Robots have been increasingly better at doing tasks for humans by learning from their feedback, but still often suffer from model misalignment due to missing or incorrectly learned features. When the features the robot needs to learn to perform its task are missing or do not generalize well to new settings, the robot will not be able to learn the task the human wants and, even worse, may learn a completely different and undesired behavior. Prior work shows how the robot can detect when its representation is missing some feature and can, thus, ask the human to be taught about the new feature; however, these works do not differentiate between features that are completely missing and those that exist but do not generalize to new environments. In the latter case, the robot would detect misalignment and simply learn a new feature, leading to an arbitrarily growing feature representation that can, in turn, lead to spurious correlations and incorrect learning down the line. In this work, we propose separating the two sources of misalignment: we propose a framework for determining whether a feature the robot needs is incorrectly learned and does not generalize to new environment setups vs. is entirely missing from the robot's representation. Once we detect the source of error, we show how the human can initiate the realignment process for the model: if the feature is missing, we follow prior work for learning new features; however, if the feature exists but does not generalize, we use data augmentation to expand its training and, thus, complete the correction. We demonstrate the proposed approach in experiments with a simulated 7DoF robot manipulator and physical human corrections.
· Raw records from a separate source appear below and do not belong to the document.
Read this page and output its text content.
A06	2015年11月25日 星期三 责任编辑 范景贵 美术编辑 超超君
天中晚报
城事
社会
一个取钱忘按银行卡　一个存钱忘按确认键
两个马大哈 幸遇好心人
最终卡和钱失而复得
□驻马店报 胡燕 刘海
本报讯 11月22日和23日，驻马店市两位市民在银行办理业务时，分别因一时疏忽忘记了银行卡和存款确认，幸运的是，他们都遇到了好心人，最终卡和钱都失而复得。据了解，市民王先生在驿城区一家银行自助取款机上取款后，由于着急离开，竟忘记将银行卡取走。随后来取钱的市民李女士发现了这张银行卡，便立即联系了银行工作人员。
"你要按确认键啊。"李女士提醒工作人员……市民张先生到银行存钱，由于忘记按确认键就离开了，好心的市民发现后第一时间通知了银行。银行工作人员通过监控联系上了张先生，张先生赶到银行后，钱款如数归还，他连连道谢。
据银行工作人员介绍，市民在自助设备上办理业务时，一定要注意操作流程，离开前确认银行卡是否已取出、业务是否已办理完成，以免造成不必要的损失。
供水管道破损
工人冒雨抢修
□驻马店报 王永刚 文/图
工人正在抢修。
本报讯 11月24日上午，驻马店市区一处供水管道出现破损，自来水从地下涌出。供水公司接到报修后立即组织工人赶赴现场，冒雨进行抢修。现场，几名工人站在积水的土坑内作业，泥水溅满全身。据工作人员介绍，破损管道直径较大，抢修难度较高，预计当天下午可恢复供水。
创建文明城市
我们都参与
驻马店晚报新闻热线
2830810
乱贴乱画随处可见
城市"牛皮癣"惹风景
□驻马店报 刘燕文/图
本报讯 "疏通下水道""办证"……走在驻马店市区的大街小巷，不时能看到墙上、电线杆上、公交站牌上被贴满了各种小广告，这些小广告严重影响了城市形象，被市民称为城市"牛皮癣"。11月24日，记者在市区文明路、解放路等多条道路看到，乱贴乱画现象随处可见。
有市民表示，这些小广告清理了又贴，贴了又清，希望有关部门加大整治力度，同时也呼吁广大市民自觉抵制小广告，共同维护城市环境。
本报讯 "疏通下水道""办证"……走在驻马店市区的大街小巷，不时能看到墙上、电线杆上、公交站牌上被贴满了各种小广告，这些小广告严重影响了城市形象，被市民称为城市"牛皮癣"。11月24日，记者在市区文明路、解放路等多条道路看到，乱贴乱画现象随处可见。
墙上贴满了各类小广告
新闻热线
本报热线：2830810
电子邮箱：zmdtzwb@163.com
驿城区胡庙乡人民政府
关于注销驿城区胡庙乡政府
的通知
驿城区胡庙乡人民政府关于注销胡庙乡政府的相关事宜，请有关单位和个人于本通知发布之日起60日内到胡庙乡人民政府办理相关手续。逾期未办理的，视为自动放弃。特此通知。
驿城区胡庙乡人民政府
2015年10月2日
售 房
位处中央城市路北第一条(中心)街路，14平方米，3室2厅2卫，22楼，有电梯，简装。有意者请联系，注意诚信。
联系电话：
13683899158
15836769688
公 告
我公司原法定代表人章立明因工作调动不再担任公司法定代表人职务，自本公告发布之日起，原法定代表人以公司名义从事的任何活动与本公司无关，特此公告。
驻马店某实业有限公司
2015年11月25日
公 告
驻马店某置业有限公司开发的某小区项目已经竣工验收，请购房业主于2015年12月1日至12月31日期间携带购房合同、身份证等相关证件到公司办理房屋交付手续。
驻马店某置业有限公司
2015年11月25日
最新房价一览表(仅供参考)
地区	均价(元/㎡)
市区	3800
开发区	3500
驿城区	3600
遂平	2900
翻译：机器人通过从人类的反馈中学习来更好地完成任务，但由于缺失或错误学习特征而经常出现模型不匹配。当机器人需要学习的特征缺失或无法推广到新环境时，机器人将无法学习人类所需的任务，甚至更糟的是，可能会学习完全不同和不需要的行为。先前的工作展示了机器人如何检测其表示缺少某些特征，并因此要求人类教授新特征；然而，这些工作没有区分完全缺失和存在但无法推广到新环境的特征。在后一种情况下，机器人将检测到错误的表示并学习新特征，导致任意增长的特征表示，这反过来会导致错误学习和虚假相关性。在这项工作中，我们提出将误差源分离：我们提出了一个框架，用于确定机器人需要学习的特征是否学习不正确且无法推广到新环境设置，还是完全缺失于机器人的表示。一旦我们检测到错误源，我们展示了人类如何启动模型的重新校准过程：如果特征缺失，我们遵循先前的工作学习新特征；然而，如果特征存在但无法推广，我们使用数据增强来扩展其训练，并因而完成纠正。我们通过对模拟7自由度机器人操纵器和人类物理校正的实验来演示拟议的方法。